Enter James Dobson from Focus on the Family.
Dobson has written the first novel in a trilogy predicting what life will be like in 30 years.
Working with co-author Kurt Bruner, a Texas pastor, he’s out with “Fatherless,” the first of a dystopian trilogy that looks into the future when the elderly outnumber the young, advancing the culture wars to new dimensions.
In this fictional world, couples with more than two children are called “breeders.”

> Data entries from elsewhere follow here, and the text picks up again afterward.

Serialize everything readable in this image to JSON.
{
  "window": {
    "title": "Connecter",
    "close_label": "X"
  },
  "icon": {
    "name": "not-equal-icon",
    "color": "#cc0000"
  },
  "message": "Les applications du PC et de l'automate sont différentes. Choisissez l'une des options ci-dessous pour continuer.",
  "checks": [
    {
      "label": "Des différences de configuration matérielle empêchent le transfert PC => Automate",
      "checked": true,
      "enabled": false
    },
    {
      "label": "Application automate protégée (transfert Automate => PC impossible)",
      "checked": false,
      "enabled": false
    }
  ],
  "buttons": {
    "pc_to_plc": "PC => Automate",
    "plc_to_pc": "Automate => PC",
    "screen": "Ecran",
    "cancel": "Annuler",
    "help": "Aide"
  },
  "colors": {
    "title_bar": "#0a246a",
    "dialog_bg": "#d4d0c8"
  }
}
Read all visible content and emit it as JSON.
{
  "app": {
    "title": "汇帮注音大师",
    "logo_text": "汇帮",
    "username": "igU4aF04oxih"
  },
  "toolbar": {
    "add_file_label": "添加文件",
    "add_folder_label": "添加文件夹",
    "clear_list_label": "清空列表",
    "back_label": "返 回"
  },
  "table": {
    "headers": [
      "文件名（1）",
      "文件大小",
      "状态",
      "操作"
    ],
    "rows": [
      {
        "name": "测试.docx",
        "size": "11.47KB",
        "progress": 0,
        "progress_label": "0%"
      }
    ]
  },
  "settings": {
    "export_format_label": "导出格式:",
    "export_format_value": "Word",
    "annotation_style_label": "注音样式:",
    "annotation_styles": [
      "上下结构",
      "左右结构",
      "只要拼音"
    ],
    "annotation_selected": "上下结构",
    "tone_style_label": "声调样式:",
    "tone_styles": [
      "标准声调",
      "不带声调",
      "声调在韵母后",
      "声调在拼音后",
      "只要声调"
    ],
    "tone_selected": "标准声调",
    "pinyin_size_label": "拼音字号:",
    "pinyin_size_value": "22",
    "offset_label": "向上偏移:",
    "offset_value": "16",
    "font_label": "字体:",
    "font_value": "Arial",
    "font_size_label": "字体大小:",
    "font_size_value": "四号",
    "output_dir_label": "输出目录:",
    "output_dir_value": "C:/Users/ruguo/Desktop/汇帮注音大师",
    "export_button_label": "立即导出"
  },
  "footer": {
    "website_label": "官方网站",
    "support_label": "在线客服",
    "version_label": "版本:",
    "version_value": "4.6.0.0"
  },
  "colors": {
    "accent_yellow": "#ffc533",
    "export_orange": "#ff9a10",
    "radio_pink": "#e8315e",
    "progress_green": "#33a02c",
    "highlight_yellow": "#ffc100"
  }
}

Actually, that term is already being used in some circles today to disparage those who consider children a blessing rather than a burden. As we said in the prologue, a happy home is the highest expression of God’s image on earth. Marriage and parenthood echo heaven, something hell can’t abide. In 1977 I founded what became a worldwide ministry dedicated to the preservation of the home. That effort placed me in one cultural skirmish after another, unwittingly confronting forces much darker than I knew. I don’t pretend to comprehend what occurs in the unseen realm. But I know that we all live in what C.S. Lewis called “enemy-occupied territory.”
The elderly are encouraged to end their lives, too.
The story is set in the year 2042 when the economic pyramid flips, too few young bearing the burden of a rapidly aging population. These trends are already creating headlines around the globe. Japan, for example, has the oldest average citizen on the planet. Last year they sold more adult diapers than baby diapers, a trend coming fast to every developed nation in the world including the United States. A few weeks ago the finance minister of the newly elected government said the elderly need to “hurry up and die” because they can’t sustain the social safety net. Bleak? You bet.
Of course, marriage is an issue.
The single threat to our future is the trend away from forming families to begin with. Marriage is in drastic decline. For the first time in history more women are single than married. Raising children is now considered an inconvenient burden rather than life’s highest calling. For the first time in our history there are fewer households with children than without. The most basic human instinct, forming families, is in dramatic decline. And the implications of that reality, as we’ve depicted in these novels, are breathtaking. That’s why we chose the looming demographic crisis as the backdrop to these stories.
All this info can be found in book one of his series. Imagine what books two and three have in store. I’m reminded of the movie Spaceballs when Mel Brooks announced his sequel: Spaceballs II: the Search for More Money.